Surgery


Cryocautery

Cryocautery, about 1930 

 

Cryotherapy and cooling agents were already known in antiquity, cold blockage was probably first used by Larrey for amputations in 1812. However, cryosurgery as it is today begins with Sir James Arnott, who arrived in the mid-19th century with an ice-salt mixture Temperatures below -20 ° C and necrosis in tumors were further progressed, as liquefaction and separation of gases using the Linde process on an industrial scale was successful, and Dewar and Weinhold developed suitable insulated vessels White used the application of liquid air as a spray and with cotton wool, and 1910 gold liquid oxygen, both of which were used despite warnings of the risk of explosion until the 1930s. "(M. Hundeiker, History and Future of Cryosurgery in Dermatology, in: Akt.
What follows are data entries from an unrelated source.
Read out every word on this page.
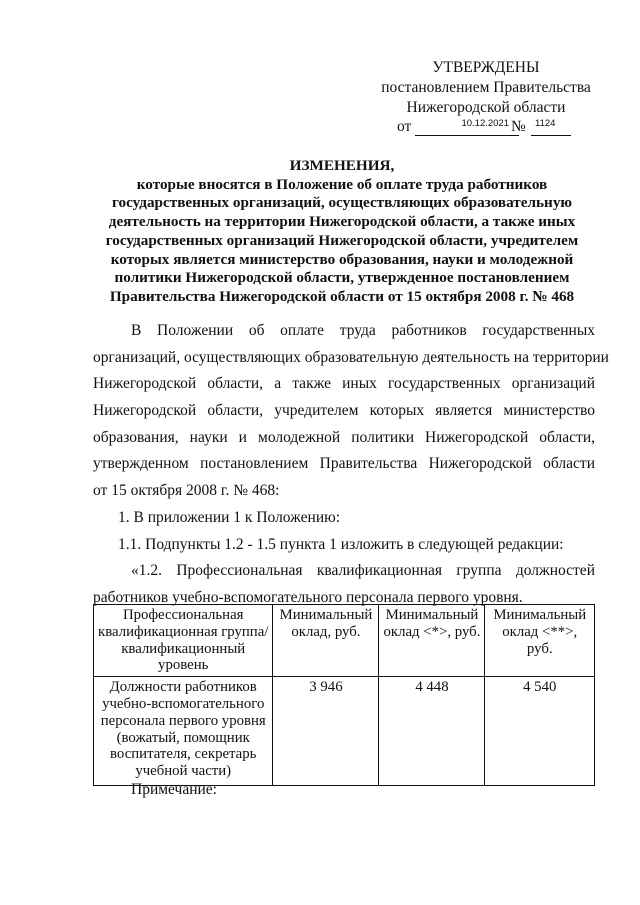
УТВЕРЖДЕНЫ
постановлением Правительства
Нижегородской области
от	10.12.2021 № 1124
ИЗМЕНЕНИЯ,
которые вносятся в Положение об оплате труда работников
государственных организаций, осуществляющих образовательную
деятельность на территории Нижегородской области, а также иных
государственных организаций Нижегородской области, учредителем
которых является министерство образования, науки и молодежной
политики Нижегородской области, утвержденное постановлением
Правительства Нижегородской области от 15 октября 2008 г. № 468
В Положении об оплате труда работников государственных
организаций, осуществляющих образовательную деятельность на территории
Нижегородской области, а также иных государственных организаций
Нижегородской области, учредителем которых является министерство
образования, науки и молодежной политики Нижегородской области,
утвержденном постановлением Правительства Нижегородской области
от 15 октября 2008 г. № 468:
1. В приложении 1 к Положению:
1.1. Подпункты 1.2 - 1.5 пункта 1 изложить в следующей редакции:
«1.2. Профессиональная квалификационная группа должностей
работников учебно-вспомогательного персонала первого уровня.
Профессиональная квалификационная группа/квалификационный уровень	Минимальный оклад, руб.	Минимальный оклад <*>, руб.	Минимальный оклад <**>, руб.
Должности работников учебно-вспомогательного персонала первого уровня (вожатый, помощник воспитателя, секретарь учебной части)	3 946	4 448	4 540
Примечание:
Dermatol 2009; 35 (7): 279-282).

 

The doctor filled the cold-insulated handle with ice snow, chose a probe adapted to the lesion to be treated, adjusted the pressure with which he wanted to force the probe onto the lesion, and informed himself in the literature about the adequate duration of treatment - and warned the patient about the procedure expected slight pain.

 

The cautery was available in different packs: with 2, 5, 8 or 10 hollow probes, always together with an adapter with which the handle could be refilled from an original ice bomb supplied by Drapier. In addition to 10 skin probes, a clinic pack contained 3 gynecological probes according to Bizard and Rabut, with which uterine skin and cervical inflammation could be treated.

 

We present an icing device according to Léon LORTAT-JACOB (1873-1931) from the possession of the physician Paul HETTO (1895-1979) established in Diekirch.